To the south, in Jumilla, the message that this is a new world, not the New World, crops up, with a similar emphasis on this slice of Iberia being “undiscovered” and thus something of a blank slate. At Casa Castillo, winemaker José Maria Cerezo revealed: “Casa Castello is more traditionally minded when it comes to varietals, we flee from Cabernet and Petit Verdot, going for more Mediterranean varieties like Garnacha, Monastrell and Syrah.” Again, the aim is modern wines retaining a distinct a Spanish flavour.

“There are plenty of ‘international style wines’ but they are cheaper to make in the New World, so why bother?” she continues. “Special varieties are the way forward and the best we have is Monastrell. People say it’s not noble but with proper handling, cropping, controlling yields in the vineyards, it is a very good variety, making elegant, complex wines with minerality that works well with food.”

Another newcomer is Casa de la Ermita, an estate that has been growing grapes for 200 years, but built its own winery in 1999 to produce and bottle Jumilla and Yecla DO wines. “We believe a gap has developed in the market for quality wines from Jumilla and Yecla,” said Lorenzo Baños. “And in addition to regular varieties like Monastrell, we have developed an experimental plot with two to three rows of vines, each of 28 varieties, including Viognier (which is showing very well), Riesling, Tannat, Malbec and Petit Verdot.” Again, development funding has been made available via both the Murcia autonomia, into which these DOs fall, and central government.

Nearby, the small DO of Yecla is also flexing its muscles and pushing its independence as something far more than a better-than-average spot in a bulk wine region.

Like Casa de la Ermita, Bodegas Castaño already has a deserved international reputation, its 500ha producing 9% of the wines from this 6,000ha region. The mainstay is, and will remain, quality-driven Monastrell, with this modern bodegas exporting 85% of its wines. “There is a time and place for Monastrell and that place is here as it performs extremely well in the region having adapted to the climate and soils over time,” said Daniel Castaño. “But we also have experimental plots of Verdelho, Albariño, Chenin Blanc, Pinotage, Carmenere, Tannat, Cabernet Franc, Pinot Noir and others as there is still a lot to learn about other varieties that may well thrive here in Yecla.”

As with Jumilla and Utiel-Requena, once the established quality producers provide the impetus, others feel emboldened to take the plunge. Barahonda is a spanking new bodega, owned by three generations of the same family, with 240ha and access to a further 1,500ha of fruit, located just outside Yecla. Again, Monastrell rules the roost, with a new release of four identically vinified wines from four different terroirs clearly revealing the high-end ambitions of this winery. In addition, the undisclosed sum to build the facilities, which also includes a state-of-the-art public tasting area and excellent modern Spanish restaurant, represent major confidence in Yecla’s ongoing rise.

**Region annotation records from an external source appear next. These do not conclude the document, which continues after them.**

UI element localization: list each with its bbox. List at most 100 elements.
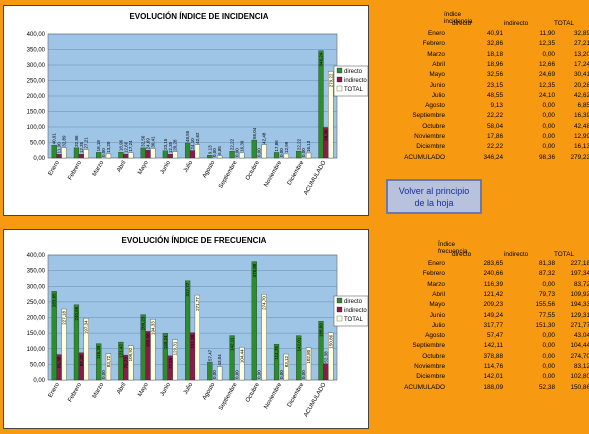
legend-swatch (336, 76, 343, 83)
table-incidencia-header-main: índice incidencia (444, 11, 473, 25)
x-tick-label: Marzo (92, 381, 106, 399)
data-label: 24,10 (190, 138, 195, 150)
table-frecuencia-header-main: Índice frecuencia (438, 241, 468, 255)
indirecto-cell: 0,00 (542, 122, 555, 130)
data-label: 150,86 (328, 334, 333, 348)
bar-directo (73, 304, 80, 381)
x-tick-label: Enero (48, 381, 62, 398)
data-label: 142,11 (230, 337, 235, 351)
data-label: 32,56 (141, 135, 146, 147)
x-tick-label: Marzo (92, 159, 106, 177)
directo-cell: 317,77 (483, 321, 503, 329)
indirecto-cell: 0,00 (542, 352, 555, 360)
data-label: 9,13 (207, 145, 212, 154)
total-cell: 102,80 (570, 373, 589, 381)
data-label: 12,35 (79, 141, 84, 153)
total-cell: 129,31 (570, 311, 589, 319)
x-tick-label: Abril (116, 382, 127, 395)
y-tick-label: 50,00 (30, 362, 46, 368)
data-label: 188,09 (318, 323, 323, 337)
bar-total (239, 347, 245, 381)
directo-cell: 121,42 (483, 290, 503, 298)
bar-total (105, 353, 112, 381)
bar-directo (51, 145, 57, 159)
data-label: 151,30 (190, 334, 195, 348)
indirecto-cell: 0,00 (542, 112, 555, 120)
month-cell: Enero (427, 260, 445, 267)
indirecto-cell: 77,55 (539, 311, 555, 319)
data-label: 0,00 (257, 370, 262, 379)
bar-indirecto (167, 154, 173, 159)
month-cell: Julio (431, 321, 445, 329)
data-label: 0,00 (101, 148, 106, 157)
data-label: 77,55 (168, 357, 173, 369)
y-tick-label: 0,00 (33, 378, 45, 384)
month-cell: Febrero (422, 270, 445, 278)
directo-cell: 240,66 (483, 270, 503, 278)
bar-total (83, 149, 89, 159)
x-tick-label: Agosto (202, 381, 217, 401)
data-label: 0,00 (212, 370, 217, 379)
month-cell: Diciembre (416, 373, 445, 381)
bar-total (194, 144, 200, 159)
y-tick-label: 250,00 (27, 300, 46, 306)
legend-label: TOTAL (344, 317, 363, 323)
bar-indirecto (56, 154, 62, 159)
x-tick-label: Junio (160, 159, 173, 175)
data-label: 12,35 (168, 141, 173, 153)
bar-total (128, 152, 134, 159)
total-cell: 12,99 (574, 133, 589, 140)
back-to-top-button[interactable]: Volver al principio de la hoja (386, 179, 482, 214)
data-label: 283,65 (52, 293, 57, 307)
x-tick-label: Enero (48, 159, 62, 176)
indirecto-cell: 0,00 (542, 280, 555, 288)
data-label: 23,15 (163, 138, 168, 150)
x-tick-label: Septiembre (218, 381, 239, 411)
x-tick-label: Mayo (137, 159, 150, 175)
y-tick-label: 100,00 (27, 125, 46, 131)
directo-cell: 18,18 (487, 50, 503, 58)
bar-directo (251, 139, 257, 159)
data-label: 30,41 (150, 136, 155, 148)
directo-cell: 32,86 (487, 40, 503, 48)
month-cell: Abril (432, 290, 445, 298)
bar-total (83, 318, 89, 381)
data-label: 48,55 (185, 130, 190, 142)
data-label: 0,00 (301, 370, 306, 379)
directo-cell: 57,47 (487, 332, 503, 340)
indirecto-cell: 11,90 (539, 30, 555, 37)
x-tick-label: Abril (116, 160, 127, 173)
data-label: 317,77 (185, 282, 190, 296)
month-cell: Marzo (427, 280, 445, 288)
month-cell: Septiembre (412, 112, 445, 120)
total-cell: 42,62 (574, 91, 589, 99)
indirecto-cell: 24,69 (539, 71, 555, 79)
directo-cell: 209,23 (483, 301, 503, 309)
total-cell: 83,72 (574, 280, 589, 288)
table-frecuencia-header-directo: directo (452, 251, 472, 258)
x-tick-label: Febrero (67, 159, 83, 181)
month-cell: Diciembre (416, 143, 445, 151)
data-label: 0,00 (101, 370, 106, 379)
month-cell: Febrero (422, 40, 445, 48)
data-label: 83,12 (284, 356, 289, 368)
data-label: 52,38 (323, 351, 328, 363)
legend-label: TOTAL (344, 87, 363, 93)
data-label: 16,39 (239, 140, 244, 152)
data-label: 11,90 (57, 142, 62, 153)
bar-directo (229, 150, 235, 159)
month-cell: Octubre (422, 352, 445, 360)
directo-cell: 142,11 (483, 342, 503, 350)
directo-cell: 32,56 (487, 71, 503, 79)
data-label: 40,91 (52, 133, 57, 145)
data-label: 42,48 (262, 132, 267, 144)
data-label: 12,66 (123, 141, 128, 153)
directo-cell: 23,15 (487, 81, 503, 89)
indirecto-cell: 0,00 (542, 332, 555, 340)
month-cell: Marzo (427, 50, 445, 58)
x-tick-label: Diciembre (287, 159, 306, 186)
data-label: 129,31 (173, 341, 178, 355)
indirecto-cell: 24,10 (539, 91, 555, 99)
legend: directo indirecto TOTAL (333, 65, 369, 97)
data-label: 155,56 (146, 333, 151, 347)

It’s happening at grass roots level here, too, with the Yecla Cooperative, La Purísima, representing 700 members, 3,200ha of vines and producing 60% of the DO’s wines, now chasing the baton of quality and lucrative exports. “We have no UK agent yet but we are building both the wines and a programme to export,” confirmed winemaker Daniel Gimenez. Production is 92% red, 3% rose and 5% white, with Monastrell, Tempranillo and Syrah, plus Sauvignon Blanc, Macebeo and Airen the major varieties. On tasting evidence, the mean quality is high.

The Levant, and especially its leading DO’s of Utiel-Requena, Jumilla and Yecla, is certainly a place to watch as Spain’s quality wine map continues to develop and unfold. As Gandia’s Burgess puts it: “The future for Spain has to be at the mid-to-higher end, with regional identity hand-selling modern wines.”